Аня достала из выреза крохотный золотой флакончик.
– Это зернышко маллифоры, настоянное в вине. Оно дает забвение. Ты снимешь перстень, и мы уйдем вместе. Бедный отец…
Остатки иероглифа корчились, словно огненные змеи. Скрежет когтей затопил лестницу. Дверь вдруг начала медленно, очень медленно отворяться. Изможденный старик в балахоне и островерхом двухцветном бархатном колпаке возник на пороге:
– Пришли?
– Старый добрый Персифаль, – сказала Аня. Наклонилась и поцеловала его пергаментную руку.
Дверь легко закрылась за ними.
– Кольцо при вас? – прошамкал старик.
– Да, – сказал Игнациус. – Да!
– Идемте…
Они поднялись в круглую комнату, где предметы угадывались только по их лунным очертаниям. На столе, заваленном свитками, книгами и причудливыми инструментами, жужжала сфера из семи планет.
– Ты все-таки пришел, Александр, я уже отчаялся ждать тебя, – опершись о нее, сказал старик.

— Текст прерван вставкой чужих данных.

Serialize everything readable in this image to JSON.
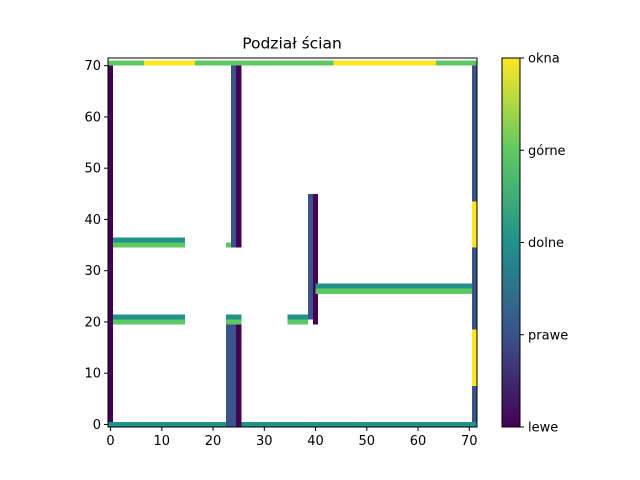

– Грун? – неуверенно спросил Игнациус. Нечто странно-знакомое было в костяных, отбеленных возрастом, заостренных чертах кривоватого слепого лица. – Природа любит внезапную логику, – пробормотал он.
– Что? – спросил Грун.
– Это я – так…
Грун, схватившись за сердце, с трудом перевел дыхание.
– Надо торопиться, Саша, я очень болен, и мне осталось совсем немного. – Он опять с трудом перевел дыхание. – Легенда гласит, что запустить ход времени в Ойкумене может лишь человек из мира людей, которого полюбит мадонна, обручится с ним и отдаст ему перстень короля Мариколя.
– Я люблю его, – тут же сказала Аня, – прости меня, бедный Персифаль.
Она вся дрожала. Огромные медные шестерни стучали над ними, поворачиваясь с каждым стуком на один зубец. Маслянела пружина. Свисали огромные цепи. Грун отчетливо щелкнул пальцами – и раздвинулись створки на потолке. Ожерелье из крупных угловатых звезд мерцало в глубокой черноте над дымящейся Ойкуменой. Даже не верилось, что бывают такие чудовищно крупные звезды. При космическом, неземном свете их Игнациус увидел длинные стрелки часов: они показывали без минуты двенадцать. Он снял с безымянного пальца кольцо Мариколя и поднял его.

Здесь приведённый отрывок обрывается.